Our Visioning Initiative Weekend with Rabbi Lawrence Hoffman (click here for Friday’s sermon) provided a meaningful and scholarly foundation for our community to immerse in profound conversations that will transform and deepen the relationships we share.  

To engage in the Visioning Initiative, comment on what you experienced this weekend (thoughts to jog your memory, below), or contact Catherine Fischer (cfischer@rodephshalom.org) to participate in a “Face to Face” conversation, or to sign up to be trained to initiate a Face to Face.  Choose 1 of 2 training sessions:  Wed., March 23, 12:30-2:00 pm (bring your own lunch) OR Thurs., March 24, 5:30-7:00 pm (snacks served).

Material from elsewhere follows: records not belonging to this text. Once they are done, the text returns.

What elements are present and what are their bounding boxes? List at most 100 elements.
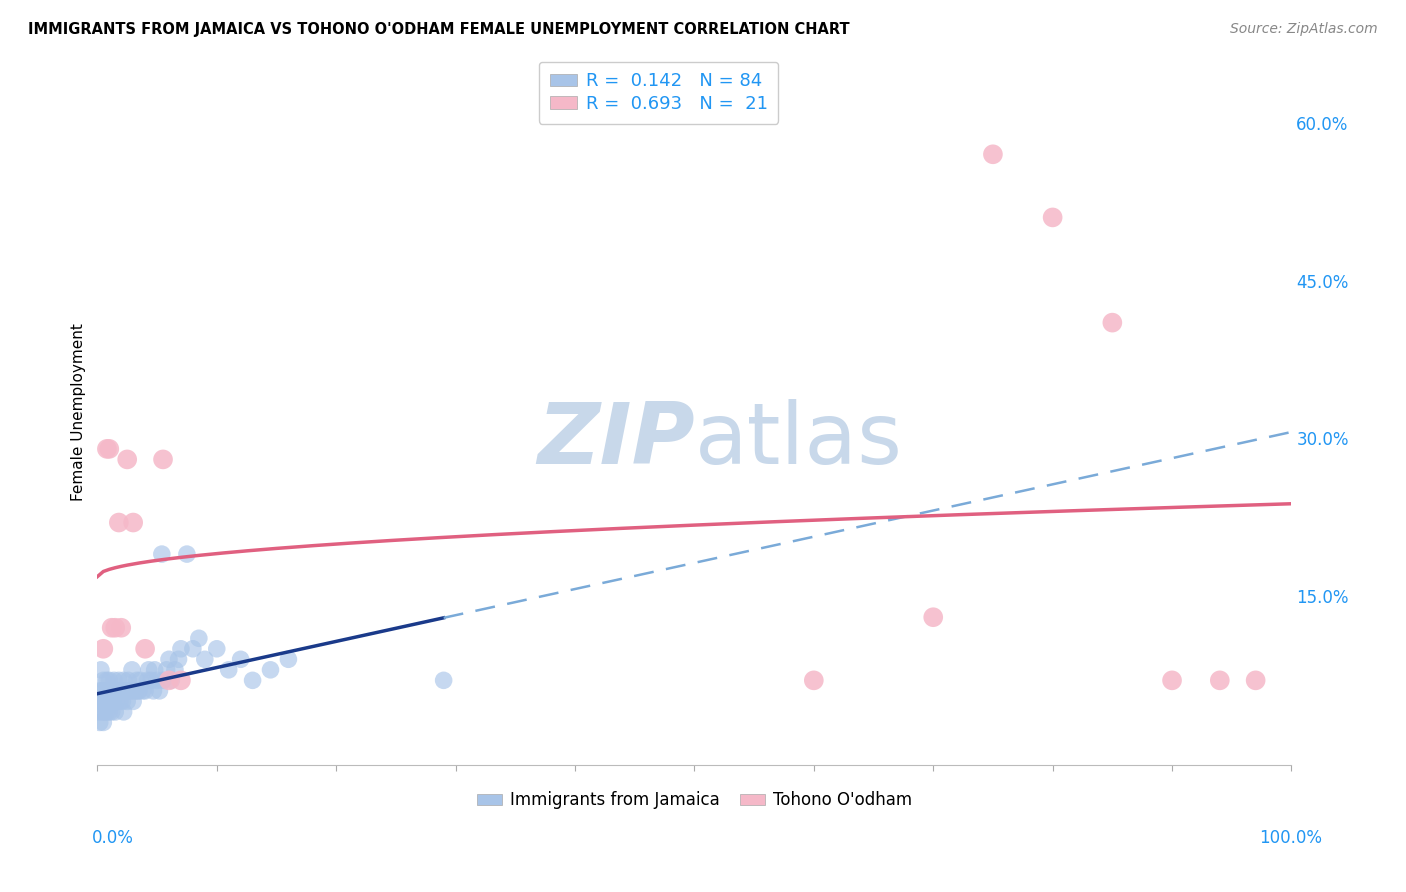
Text: 100.0%: 100.0% [1258, 829, 1322, 847]
Point [91, 715, 114, 730]
Point [112, 673, 135, 688]
Point [120, 684, 142, 698]
Point [121, 663, 143, 677]
Point [157, 652, 180, 666]
Point [103, 673, 125, 688]
Point [115, 694, 138, 708]
Point [100, 621, 122, 635]
Point [115, 684, 138, 698]
Point [114, 684, 136, 698]
Point [96, 442, 118, 456]
Point [242, 673, 264, 688]
Point [111, 694, 134, 708]
Point [1042, 211, 1064, 225]
Text: atlas: atlas [695, 399, 903, 482]
Point [94, 694, 117, 708]
Point [128, 684, 150, 698]
Point [160, 673, 183, 688]
Point [132, 684, 155, 698]
Point [112, 705, 135, 719]
Point [155, 663, 177, 677]
Point [922, 610, 945, 624]
Point [115, 684, 138, 698]
Point [1209, 673, 1232, 688]
Text: Source: ZipAtlas.com: Source: ZipAtlas.com [1230, 22, 1378, 37]
Point [98, 673, 121, 688]
Point [104, 621, 127, 635]
Point [122, 516, 145, 530]
Point [205, 641, 228, 656]
Point [98, 442, 121, 456]
Point [194, 652, 217, 666]
Point [150, 547, 173, 561]
Point [97, 684, 120, 698]
Point [107, 684, 129, 698]
Point [108, 684, 131, 698]
Point [108, 673, 131, 688]
Point [163, 663, 186, 677]
Point [98, 694, 121, 708]
Point [277, 652, 299, 666]
Point [143, 663, 166, 677]
Point [96, 705, 118, 719]
Point [93, 705, 115, 719]
Point [259, 663, 281, 677]
Point [803, 673, 825, 688]
Point [100, 705, 122, 719]
Point [87, 705, 110, 719]
Point [981, 147, 1004, 161]
Point [100, 694, 122, 708]
Point [1161, 673, 1184, 688]
Point [91, 705, 114, 719]
Point [101, 694, 124, 708]
Point [142, 684, 165, 698]
Point [115, 452, 138, 467]
Legend: Immigrants from Jamaica, Tohono O'odham: Immigrants from Jamaica, Tohono O'odham [470, 785, 920, 816]
Point [110, 684, 132, 698]
Point [125, 673, 148, 688]
Point [134, 684, 156, 698]
Text: 0.0%: 0.0% [91, 829, 134, 847]
Point [91, 684, 114, 698]
Point [148, 684, 170, 698]
Point [170, 641, 193, 656]
Text: IMMIGRANTS FROM JAMAICA VS TOHONO O'ODHAM FEMALE UNEMPLOYMENT CORRELATION CHART: IMMIGRANTS FROM JAMAICA VS TOHONO O'ODHA… [28, 22, 849, 37]
Point [94, 694, 117, 708]
Point [108, 516, 131, 530]
Point [104, 684, 127, 698]
Point [110, 684, 132, 698]
Point [104, 705, 127, 719]
Text: ZIP: ZIP [537, 399, 695, 482]
Point [187, 632, 209, 646]
Point [136, 673, 159, 688]
Point [167, 652, 190, 666]
Point [170, 673, 193, 688]
Point [124, 684, 146, 698]
Point [100, 684, 122, 698]
Point [129, 673, 152, 688]
Point [90, 663, 112, 677]
Point [157, 673, 180, 688]
Point [98, 705, 121, 719]
Point [91, 673, 114, 688]
Point [100, 684, 122, 698]
Point [110, 621, 132, 635]
Point [181, 641, 204, 656]
Point [97, 684, 120, 698]
Point [89, 715, 111, 730]
Point [101, 684, 124, 698]
Point [152, 452, 174, 467]
Point [89, 684, 111, 698]
Point [124, 684, 146, 698]
Point [139, 673, 162, 688]
Point [1101, 316, 1123, 330]
Point [91, 694, 114, 708]
Point [96, 673, 118, 688]
Point [176, 547, 198, 561]
Point [105, 694, 128, 708]
Point [118, 684, 141, 698]
Point [105, 684, 128, 698]
Point [1244, 673, 1267, 688]
Point [152, 673, 174, 688]
Point [108, 694, 131, 708]
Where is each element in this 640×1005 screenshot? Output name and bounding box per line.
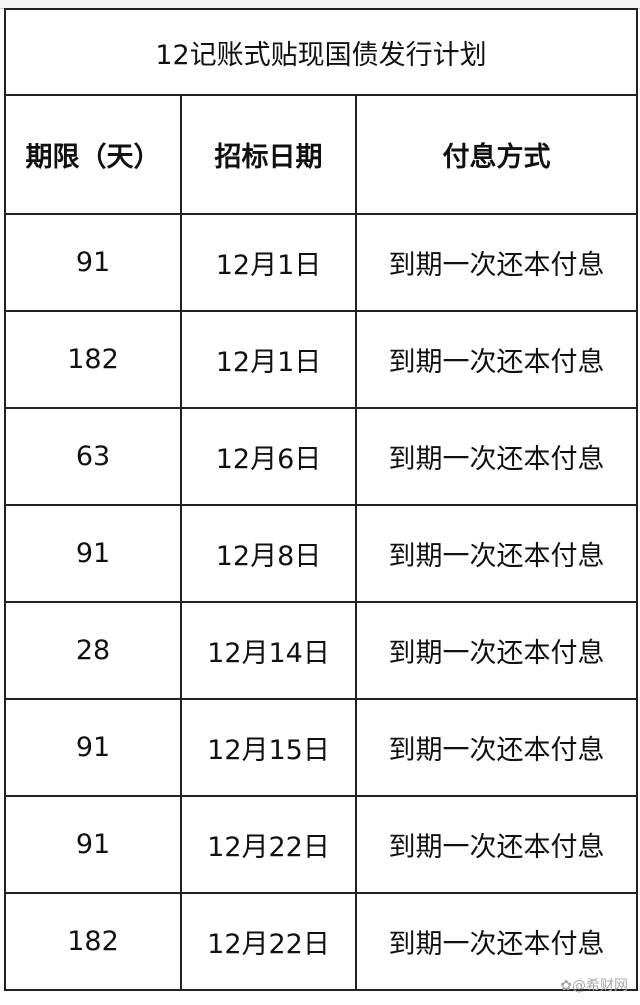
interest-method-cell: 到期一次还本付息 <box>354 407 639 506</box>
table-row: 182 12月1日 到期一次还本付息 <box>4 310 639 409</box>
term-cell: 91 <box>4 504 182 603</box>
table-row: 91 12月1日 到期一次还本付息 <box>4 213 639 312</box>
table-row: 28 12月14日 到期一次还本付息 <box>4 601 639 700</box>
auction-date-cell: 12月1日 <box>180 310 357 409</box>
interest-method-cell: 到期一次还本付息 <box>354 310 639 409</box>
term-cell: 182 <box>4 892 182 991</box>
table-row: 91 12月22日 到期一次还本付息 <box>4 795 639 894</box>
interest-method-cell: 到期一次还本付息 <box>354 601 639 700</box>
term-cell: 91 <box>4 213 182 312</box>
header-term: 期限（天） <box>4 94 182 215</box>
table-row: 91 12月8日 到期一次还本付息 <box>4 504 639 603</box>
auction-date-cell: 12月15日 <box>180 698 357 797</box>
auction-date-cell: 12月8日 <box>180 504 357 603</box>
table-row: 63 12月6日 到期一次还本付息 <box>4 407 639 506</box>
interest-method-cell: 到期一次还本付息 <box>354 795 639 894</box>
header-row: 期限（天） 招标日期 付息方式 <box>4 94 639 215</box>
interest-method-cell: 到期一次还本付息 <box>354 698 639 797</box>
auction-date-cell: 12月1日 <box>180 213 357 312</box>
auction-date-cell: 12月22日 <box>180 892 357 991</box>
term-cell: 182 <box>4 310 182 409</box>
table-row: 182 12月22日 到期一次还本付息 <box>4 892 639 991</box>
table-title: 12记账式贴现国债发行计划 <box>3 8 639 96</box>
header-auction-date: 招标日期 <box>180 94 357 215</box>
term-cell: 91 <box>4 698 182 797</box>
auction-date-cell: 12月14日 <box>180 601 357 700</box>
bond-issuance-table: 12记账式贴现国债发行计划 期限（天） 招标日期 付息方式 91 12月1日 到期一… <box>3 8 639 991</box>
watermark: ✿@希财网 <box>560 978 628 994</box>
interest-method-cell: 到期一次还本付息 <box>354 213 639 312</box>
interest-method-cell: 到期一次还本付息 <box>354 892 639 991</box>
term-cell: 28 <box>4 601 182 700</box>
table-row: 91 12月15日 到期一次还本付息 <box>4 698 639 797</box>
auction-date-cell: 12月22日 <box>180 795 357 894</box>
auction-date-cell: 12月6日 <box>180 407 357 506</box>
interest-method-cell: 到期一次还本付息 <box>354 504 639 603</box>
term-cell: 91 <box>4 795 182 894</box>
title-row: 12记账式贴现国债发行计划 <box>3 8 639 96</box>
term-cell: 63 <box>4 407 182 506</box>
header-interest-method: 付息方式 <box>354 94 639 215</box>
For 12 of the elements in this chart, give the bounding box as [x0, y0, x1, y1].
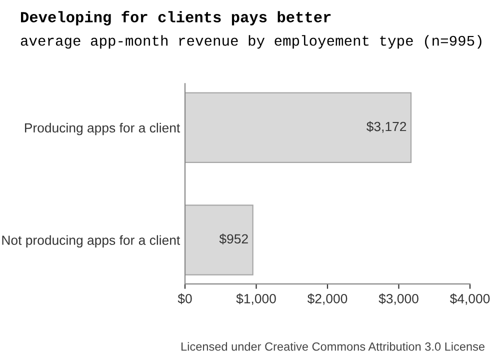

Our experience with Rabbi Hoffman revealed that Judaism is about conversations.  Reflect and comment on these moments (or others) from this weekend:

FRIDAY NIGHT: Rabbi Hoffman’s sermon (click here to listen) explored the voices that have contributed to American Jewish life.  He focused on the impact of women in leadership, non-Jews and the next generation of young adults.  For non-Jews in a Jewish orbit and for young adults, passion for Judaism will not revolve around ethnic customs such as food or jokes, but spiritual meaning and profound conversation.

SATURDAY MORNING: At Torah Study, Rabbi Hoffman used The Book of Exodus’ concept of the tabernacle and sacrificial ritual as a springboard to discuss today’s ritual: prayer.  He examined the cognitive and mystical components of our prayers and suggested that even the law-centered rabbis were mystical; a story of the Talmudic Rabbi Akiba describes him reciting the Amidah prayer (which requires one to keep one’s feet stationary during the recitation) and ending up on the other side of the room!  Even Rabbi Akiba was swept up not only by the laws and intellect, but also by a mystical, heartfelt experience of prayer!  Rabbi Hoffman also explored the cultural backdrops that made Classical Reform meaningful in its day and Contemporary Reform meaningful in our own time. 

SUNDAY MORNING: Rabbi Hoffman described a medieval Judaism that fosuced on limits, an enlightened Judaism that focused on truth and a contemporary Judaism that focuses on meaning.  Reform Judaism, he said, works in the trenches of of modernity as it changes.  The trench used to be science.  Today, the trench is lonliness, separateness, and running through our appointments as if they own us.  The new trench and conversation is about meaning.